Source: Phytomedicine: International Journal of Phytotherapy & Phytopharmacology via Find articles.com LINK TO SOURCE
Frankincense oil derived from Boswellia carteri induces tumor cell specific cytotoxicity Mark Barton Frank1 , Qing Yang2 , Jeanette Osban1 , Joseph T Azzarello2,3 , Marcia R Saban3 , Ricardo Saban3 , Richard A Ashley2 , Jan C Welter4 , Kar-Ming Fung5 and Hsueh-Kung Lin2,3,6
1 Arthritis and Immunology Research Program, Oklahoma Medical Research Foundation Microarray Research Facility, Oklahoma City, OK 73104, USA 2 Department of Urology, University of Oklahoma Health Sciences Center, Oklahoma City, OK 73104, USA 3 Department of Physiology, University of Oklahoma Health Sciences Center, Oklahoma City, OK 73104, USA 4 Department of Comparative Medicine, University of Oklahoma Health Sciences Center, Oklahoma City, OK 73104, USA 5 Department of Pathology, University of Oklahoma Health Sciences Center, Oklahoma City, OK 73104, USA 6 Oklahoma City Veterans Affairs Medical Center, Oklahoma City, OK 73104, USA
Abstract Background Originating from Africa, India, and the Middle East, frankincense oil has been important both socially and economically as an ingredient in incense and perfumes for thousands of years. Frankincense oil is prepared from aromatic hardened gum resins obtained by tapping Boswellia trees. One of the main components of frankincense oil is boswellic acid, a component known to have anti-neoplastic properties. The goal of this study was to evaluate frankincense oil for its anti-tumor activity and signaling pathways in bladder cancer cells.

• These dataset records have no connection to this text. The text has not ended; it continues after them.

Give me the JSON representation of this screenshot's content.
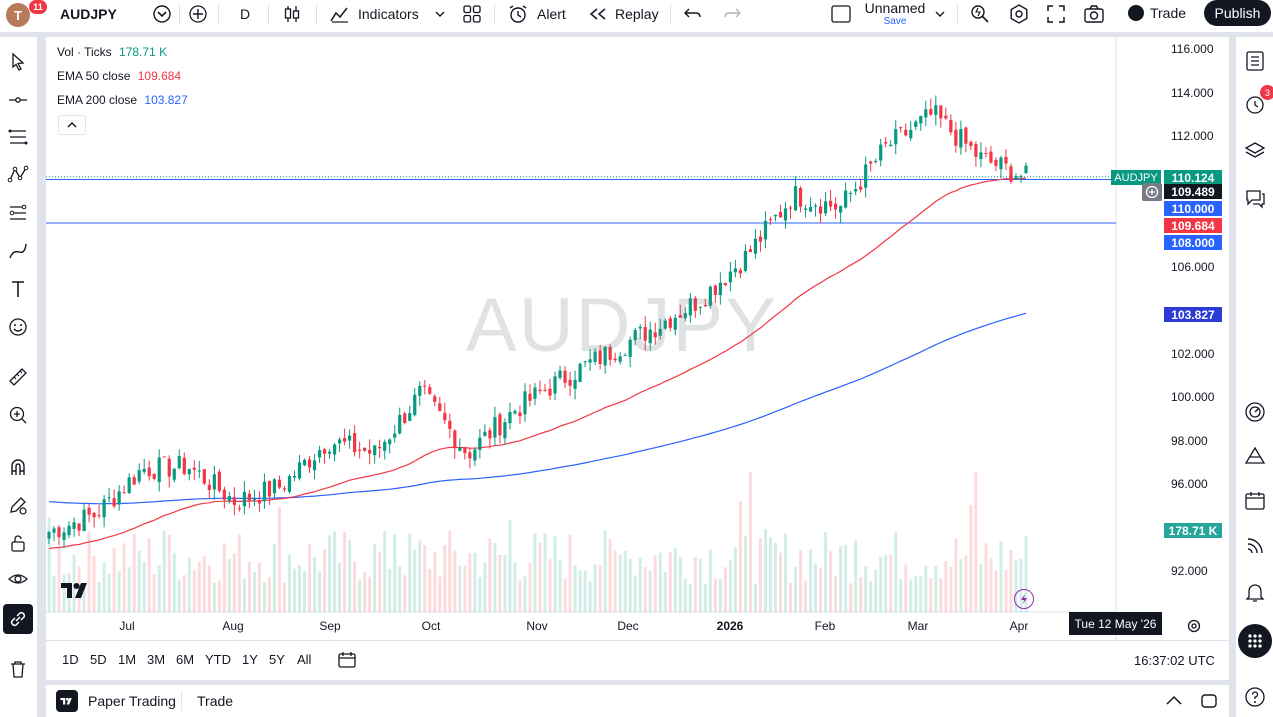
{
  "topbar": {
    "avatar_letter": "T",
    "notifications_count": "11",
    "symbol": "AUDJPY",
    "interval": "D",
    "indicators_label": "Indicators",
    "alert_label": "Alert",
    "replay_label": "Replay",
    "layout_name": "Unnamed",
    "layout_save": "Save",
    "trade_label": "Trade",
    "publish_label": "Publish"
  },
  "legend": {
    "vol_label": "Vol · Ticks",
    "vol_value": "178.71 K",
    "ema50_label": "EMA 50 close",
    "ema50_value": "109.684",
    "ema200_label": "EMA 200 close",
    "ema200_value": "103.827"
  },
  "watermark": "AUDJPY",
  "price_axis": {
    "ticks": [
      "116.000",
      "114.000",
      "112.000",
      "106.000",
      "102.000",
      "100.000",
      "98.000",
      "96.000",
      "92.000"
    ],
    "symbol_tag": "AUDJPY",
    "last_price": "110.124",
    "crosshair_price": "109.489",
    "level_110": "110.000",
    "ema50_price": "109.684",
    "level_108": "108.000",
    "ema200_price": "103.827",
    "volume_tag": "178.71 K"
  },
  "time_axis": {
    "labels": [
      "Jul",
      "Aug",
      "Sep",
      "Oct",
      "Nov",
      "Dec",
      "2026",
      "Feb",
      "Mar",
      "Apr"
    ],
    "crosshair_date": "Tue 12 May '26"
  },
  "bottombar": {
    "ranges": [
      "1D",
      "5D",
      "1M",
      "3M",
      "6M",
      "YTD",
      "1Y",
      "5Y",
      "All"
    ],
    "clock": "16:37:02 UTC"
  },
  "panel": {
    "paper_trading": "Paper Trading",
    "trade": "Trade"
  },
  "right_alerts_badge": "3",
  "colors": {
    "up": "#089981",
    "down": "#f23645",
    "ema50": "#f23645",
    "ema200": "#2962ff",
    "level_line": "#2962ff",
    "last_price_bg": "#089981",
    "volume_tag_bg": "#26a69a"
  },
  "chart_data": {
    "type": "candlestick",
    "symbol": "AUDJPY",
    "interval": "D",
    "y_range": [
      91,
      116.5
    ],
    "x_labels": [
      "Jul",
      "Aug",
      "Sep",
      "Oct",
      "Nov",
      "Dec",
      "2026",
      "Feb",
      "Mar",
      "Apr"
    ],
    "ema50_last": 109.684,
    "ema200_last": 103.827,
    "horizontal_levels": [
      110.0,
      108.0
    ],
    "last_price": 110.124,
    "volume_last": "178.71 K",
    "close_path": [
      {
        "t": "Jun",
        "close": 93.8
      },
      {
        "t": "Jul",
        "close": 94.6
      },
      {
        "t": "mid-Jul",
        "close": 96.7
      },
      {
        "t": "Aug",
        "close": 96.8
      },
      {
        "t": "mid-Aug",
        "close": 95.2
      },
      {
        "t": "Sep",
        "close": 95.9
      },
      {
        "t": "mid-Sep",
        "close": 98.0
      },
      {
        "t": "Oct",
        "close": 97.4
      },
      {
        "t": "early-Oct",
        "close": 100.2
      },
      {
        "t": "mid-Oct",
        "close": 97.4
      },
      {
        "t": "Nov",
        "close": 99.4
      },
      {
        "t": "mid-Nov",
        "close": 100.8
      },
      {
        "t": "Dec",
        "close": 102.0
      },
      {
        "t": "mid-Dec",
        "close": 103.2
      },
      {
        "t": "2026",
        "close": 104.5
      },
      {
        "t": "mid-Jan",
        "close": 106.5
      },
      {
        "t": "Feb",
        "close": 109.3
      },
      {
        "t": "mid-Feb",
        "close": 108.7
      },
      {
        "t": "Mar",
        "close": 111.5
      },
      {
        "t": "mid-Mar",
        "close": 113.0
      },
      {
        "t": "late-Mar",
        "close": 111.0
      },
      {
        "t": "Apr",
        "close": 110.1
      }
    ]
  }
}
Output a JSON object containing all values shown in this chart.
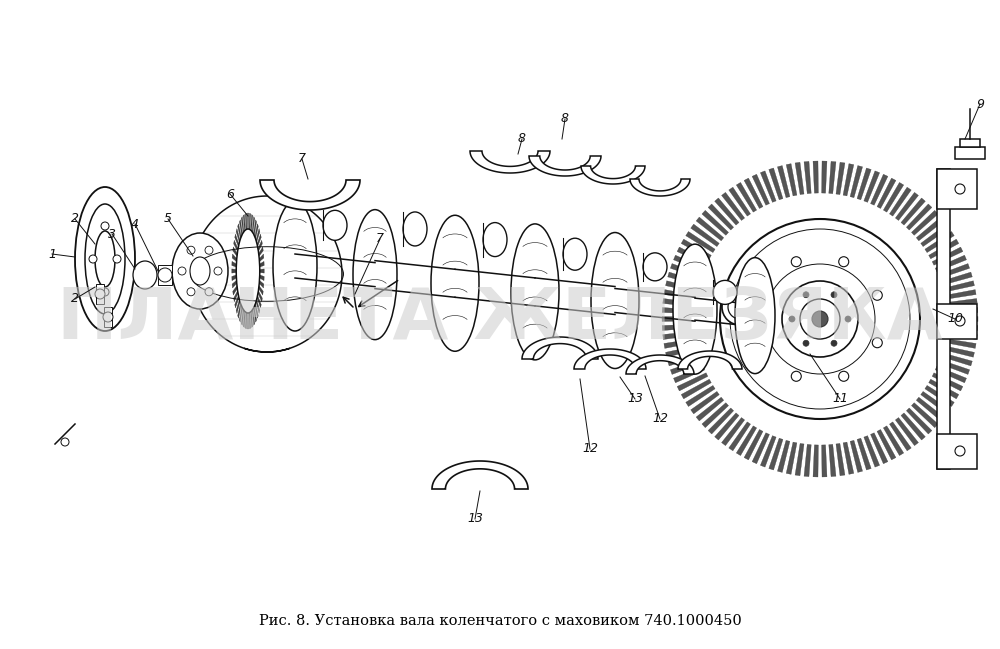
{
  "title": "Рис. 8. Установка вала коленчатого с маховиком 740.1000450",
  "watermark": "ПЛАНЕТА ЖЕЛЕЗЯКА",
  "bg_color": "#ffffff",
  "title_fontsize": 10.5,
  "watermark_fontsize": 52,
  "watermark_color": "#cccccc",
  "watermark_alpha": 0.55,
  "figsize": [
    10.0,
    6.49
  ],
  "dpi": 100,
  "line_color": "#111111",
  "label_fontsize": 9,
  "lw": 1.1
}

Conclusion Frankincense oil appears to distinguish cancerous from normal bladder cells and suppress cancer cell viability. Microarray and bioinformatics analysis proposed multiple pathways that can be activated by frankincense oil to induce bladder cancer cell death. Frankincense oil might represent an alternative intravesical agent for bladder cancer treatment.